Gunn Cairns trained in Drawing and Painting at Edinburgh College of Art, having previously completed a degree in German and Comparative Religion at Aberdeen University. She has become one of Scotland’s most cherished artists, with nine works in the permanent collection of the Scottish National Portrait Gallery, five works in the permanent collection of the City Art Centre, and works in other major collections including Balliol College, Oxford and Jesus College, Cambridge.

Drawing on her deep sensitivity and appreciation of literature, Gunn Cairns has drawn some of some of Scotland’s most eminent cultural figures, across music, theatre, art and literature. However, she is no less attentive to the less celebrated aspects of life. From an otter to a dormouse, whatever the subject, Gunn Cairns draws them with the same delicacy of perception and appreciation. There are also a number of works in which her vision is turned inwards in self portrait. However, in a wider sense, Gunn Cairns’ work could be said to be constantly examining what it means to be a human being and how we negotiate our relationships with our selves and others.

Another of the highlights of the exhibition is a painting of the celebrated South African writer and Nobel laureate Nadine Gordimer, who passed away in 2014. A committed writer whose work was both politically-engaged and powerfully humane, she also promoted and supported the anti-apartheid movement as well as the cause of HIV/AIDS sufferers. It’s easy to see why Gunn Cairns should be so attracted to painting Gordimer, an artist who in her activism and her writing embodies the spirit of “Ahimsa”.

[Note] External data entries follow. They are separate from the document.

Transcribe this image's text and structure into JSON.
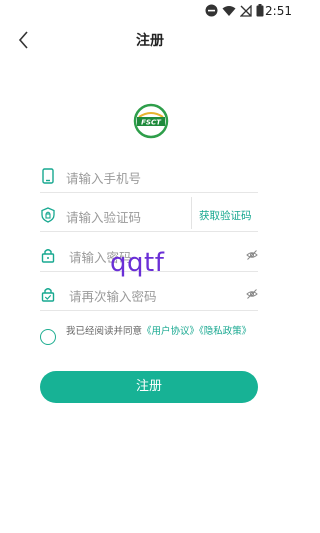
{
  "status_bar": {
    "time": "2:51"
  },
  "nav": {
    "title": "注册"
  },
  "form": {
    "phone": {
      "placeholder": "请输入手机号"
    },
    "code": {
      "placeholder": "请输入验证码",
      "send_label": "获取验证码"
    },
    "password": {
      "placeholder": "请输入密码"
    },
    "password_confirm": {
      "placeholder": "请再次输入密码"
    }
  },
  "watermark": "qqtf",
  "agreement": {
    "prefix": "我已经阅读并同意",
    "user_agreement": "《用户协议》",
    "privacy_policy": "《隐私政策》"
  },
  "submit": {
    "label": "注册"
  },
  "colors": {
    "accent": "#17b295",
    "link": "#17a890",
    "logo_text": "FSCT"
  }
}
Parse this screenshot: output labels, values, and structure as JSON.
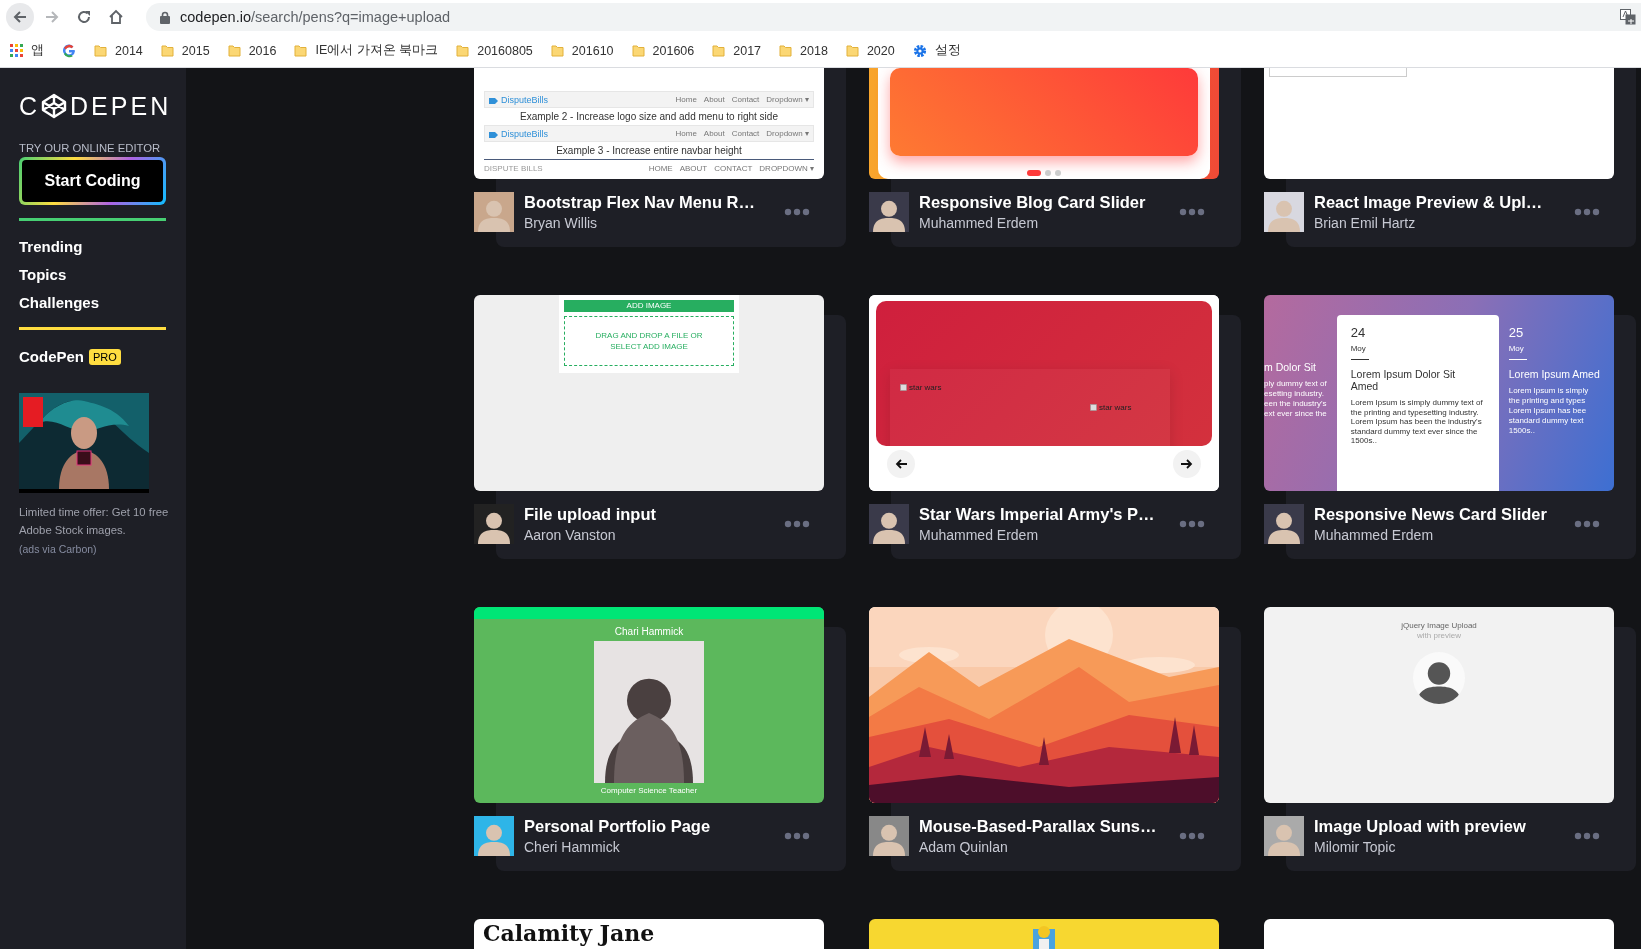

Gunn Cairns has been well reviewed across the board, including by Duncan MacMillan, who commented: ”Joyce Gunn Cairns’ remarkable paintings … demonstrate how many different kinds of visual truths there are ;….. in these graphic and unflinching images, she not only manages that sense of reaching out to touch; she conveys how, from inwards, we feel outward; what it is like to be in one’s own skin…” Duncan MacMillan, The Scotsman, Feb 2011

Colin Herd and Reuben Sutton of The Sutton Gallery have commented: “It is a great thrill for us to be showing the work of Joyce Gunn Cairns, which as a body of work is among the most searching and intelligent of any artist currently working in Scotland. As collectors and admirers of Joyce’s work for a long time it is a great privilege to be able to exhibit a significant selection of her work in The Sutton Gallery.”

She was awarded MBE for services to the arts in the June 2004 Queen’s Honours List. A portrait of Edwin Morgan by Gunn Cairns is concurrently displayed in the Scottish National Portrait Gallery.